A graph G,consists of two sets V and E. V is a finite non-empty set of vertices.E is a set of pairs of vertices,these pairs are called as edges V(G) and E(G) will represent the sets of vertices and edges of graph G.

Undirected graph - It is a graph with V vertices and E edges where E edges are undirected.In undirected graph, each edge which is present between the vertices Vi and Vj,is represented by using a pair of round vertices (Vi,Vj).

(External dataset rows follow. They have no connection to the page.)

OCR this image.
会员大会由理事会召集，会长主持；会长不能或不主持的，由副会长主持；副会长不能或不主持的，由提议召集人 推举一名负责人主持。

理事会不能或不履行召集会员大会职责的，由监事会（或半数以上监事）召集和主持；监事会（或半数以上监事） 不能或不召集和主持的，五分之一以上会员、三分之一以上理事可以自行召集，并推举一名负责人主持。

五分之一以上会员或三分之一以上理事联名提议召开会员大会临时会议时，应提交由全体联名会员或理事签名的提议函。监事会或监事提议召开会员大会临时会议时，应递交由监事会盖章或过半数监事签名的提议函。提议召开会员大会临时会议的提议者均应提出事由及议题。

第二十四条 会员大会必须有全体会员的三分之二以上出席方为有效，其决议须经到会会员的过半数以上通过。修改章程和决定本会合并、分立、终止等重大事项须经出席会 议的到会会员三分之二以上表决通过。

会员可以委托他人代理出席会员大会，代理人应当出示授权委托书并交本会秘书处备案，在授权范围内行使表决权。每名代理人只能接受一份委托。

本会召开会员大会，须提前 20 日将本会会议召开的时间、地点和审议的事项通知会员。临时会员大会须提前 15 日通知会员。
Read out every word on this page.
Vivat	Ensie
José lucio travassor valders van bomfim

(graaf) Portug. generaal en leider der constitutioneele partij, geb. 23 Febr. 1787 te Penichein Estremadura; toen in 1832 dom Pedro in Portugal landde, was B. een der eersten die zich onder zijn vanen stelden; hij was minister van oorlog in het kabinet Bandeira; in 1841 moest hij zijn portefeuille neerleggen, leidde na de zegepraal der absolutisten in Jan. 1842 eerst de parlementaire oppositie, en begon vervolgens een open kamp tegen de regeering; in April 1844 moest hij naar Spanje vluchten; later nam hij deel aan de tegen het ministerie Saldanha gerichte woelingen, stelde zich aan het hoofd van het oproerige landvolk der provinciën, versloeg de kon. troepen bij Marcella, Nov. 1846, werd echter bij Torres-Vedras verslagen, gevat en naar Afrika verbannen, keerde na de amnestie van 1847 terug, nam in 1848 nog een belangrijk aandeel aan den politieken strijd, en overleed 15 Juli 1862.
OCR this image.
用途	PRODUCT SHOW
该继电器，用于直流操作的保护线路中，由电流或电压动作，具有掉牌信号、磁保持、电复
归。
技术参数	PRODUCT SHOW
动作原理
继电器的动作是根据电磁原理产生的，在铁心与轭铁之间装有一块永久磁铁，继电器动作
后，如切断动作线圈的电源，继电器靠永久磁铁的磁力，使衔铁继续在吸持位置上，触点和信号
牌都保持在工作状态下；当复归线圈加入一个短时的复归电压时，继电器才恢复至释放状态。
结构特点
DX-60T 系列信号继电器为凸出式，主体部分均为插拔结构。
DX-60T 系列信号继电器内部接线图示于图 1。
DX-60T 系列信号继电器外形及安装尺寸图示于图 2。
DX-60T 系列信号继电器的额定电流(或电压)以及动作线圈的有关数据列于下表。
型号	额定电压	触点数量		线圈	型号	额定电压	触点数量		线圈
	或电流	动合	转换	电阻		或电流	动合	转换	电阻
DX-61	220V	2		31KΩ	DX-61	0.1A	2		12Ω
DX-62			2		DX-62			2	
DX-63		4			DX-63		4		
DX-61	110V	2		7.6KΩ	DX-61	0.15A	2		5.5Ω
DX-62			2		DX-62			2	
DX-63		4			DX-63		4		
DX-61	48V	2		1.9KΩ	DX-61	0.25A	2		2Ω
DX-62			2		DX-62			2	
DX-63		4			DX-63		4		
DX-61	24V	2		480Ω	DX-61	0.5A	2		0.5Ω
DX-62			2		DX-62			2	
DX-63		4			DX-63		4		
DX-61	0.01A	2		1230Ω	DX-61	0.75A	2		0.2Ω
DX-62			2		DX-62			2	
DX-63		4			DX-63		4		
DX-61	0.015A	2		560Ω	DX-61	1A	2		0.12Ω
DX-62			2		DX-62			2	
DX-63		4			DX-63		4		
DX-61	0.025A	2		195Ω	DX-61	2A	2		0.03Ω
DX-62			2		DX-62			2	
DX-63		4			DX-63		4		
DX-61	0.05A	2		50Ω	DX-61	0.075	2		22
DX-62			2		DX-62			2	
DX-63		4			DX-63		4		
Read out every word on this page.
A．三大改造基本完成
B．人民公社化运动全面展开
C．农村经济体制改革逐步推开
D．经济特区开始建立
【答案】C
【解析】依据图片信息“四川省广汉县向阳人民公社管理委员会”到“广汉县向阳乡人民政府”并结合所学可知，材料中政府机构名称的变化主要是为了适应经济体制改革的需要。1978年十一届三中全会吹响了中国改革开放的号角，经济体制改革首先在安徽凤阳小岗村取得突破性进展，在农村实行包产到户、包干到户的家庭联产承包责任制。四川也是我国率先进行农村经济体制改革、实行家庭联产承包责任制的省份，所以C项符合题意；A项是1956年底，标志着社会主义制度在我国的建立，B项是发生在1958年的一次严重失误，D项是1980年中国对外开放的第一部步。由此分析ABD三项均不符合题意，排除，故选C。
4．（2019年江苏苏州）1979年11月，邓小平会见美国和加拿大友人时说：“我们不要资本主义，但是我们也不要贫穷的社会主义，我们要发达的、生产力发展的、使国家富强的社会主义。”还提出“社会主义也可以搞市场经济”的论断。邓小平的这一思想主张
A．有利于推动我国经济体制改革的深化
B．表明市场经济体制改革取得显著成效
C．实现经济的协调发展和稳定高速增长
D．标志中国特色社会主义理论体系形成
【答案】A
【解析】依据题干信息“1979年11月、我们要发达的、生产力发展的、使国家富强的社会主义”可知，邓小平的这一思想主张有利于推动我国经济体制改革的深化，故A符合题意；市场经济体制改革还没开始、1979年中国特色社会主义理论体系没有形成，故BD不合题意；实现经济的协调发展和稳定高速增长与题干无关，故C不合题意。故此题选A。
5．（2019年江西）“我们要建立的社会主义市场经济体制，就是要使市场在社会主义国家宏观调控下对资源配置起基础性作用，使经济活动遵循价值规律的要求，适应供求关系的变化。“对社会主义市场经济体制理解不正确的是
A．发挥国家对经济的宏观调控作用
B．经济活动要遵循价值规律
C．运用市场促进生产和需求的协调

Directed graph - It is a graph with V vertices and E edges where E edges are directed.In directed graph,if Vi and Vj nodes having an edge.than it is represented by a pair of triangular brackets Vi,Vj.

Simple graph - It is a graph, in which each edge occurs only once.

Multiple graph - It is a graph, in which each edge may occur multiple times.

Complete graph - A graph with maximum possible edges is called as complete graph.

Incident edge - If (V1,V2) is an edge between the vertices V1 and V2, then it is incident on the vertices V1 and V2.

Adjacent Vertices - If (V1,V2) is an edge , then the vertices V1 and V2 are said to be the adjacent vertices.

Path - A path from vertex Vp to Vq in graph G is a sequence of vertices Vp,Vi1,Vi2----Vin,Vq such that (Vp,Vi1),(Vi1,Vi2)----(Vin,Vq) are the edges in E(G).

Path Length - It is the number of edges on it.

Connected Vertices - In an undirected graph G, two vertices V1 and V2 are said to be connected if there is a path in G from V1 to V2

For eg,V1--P--Q--R--S--V2

In a directed graph G, two vertices V1 and V2 are said to be connected if a directed path is there in G from V1 to V2.

Note - The adjacent nodes are always the connected nodes but the connected vertices or nodes may not be the adjacent nodes. This is because the adjacent nodes do not allow a path containing many nodes.

For eg, V1---V2 Adjacent and connected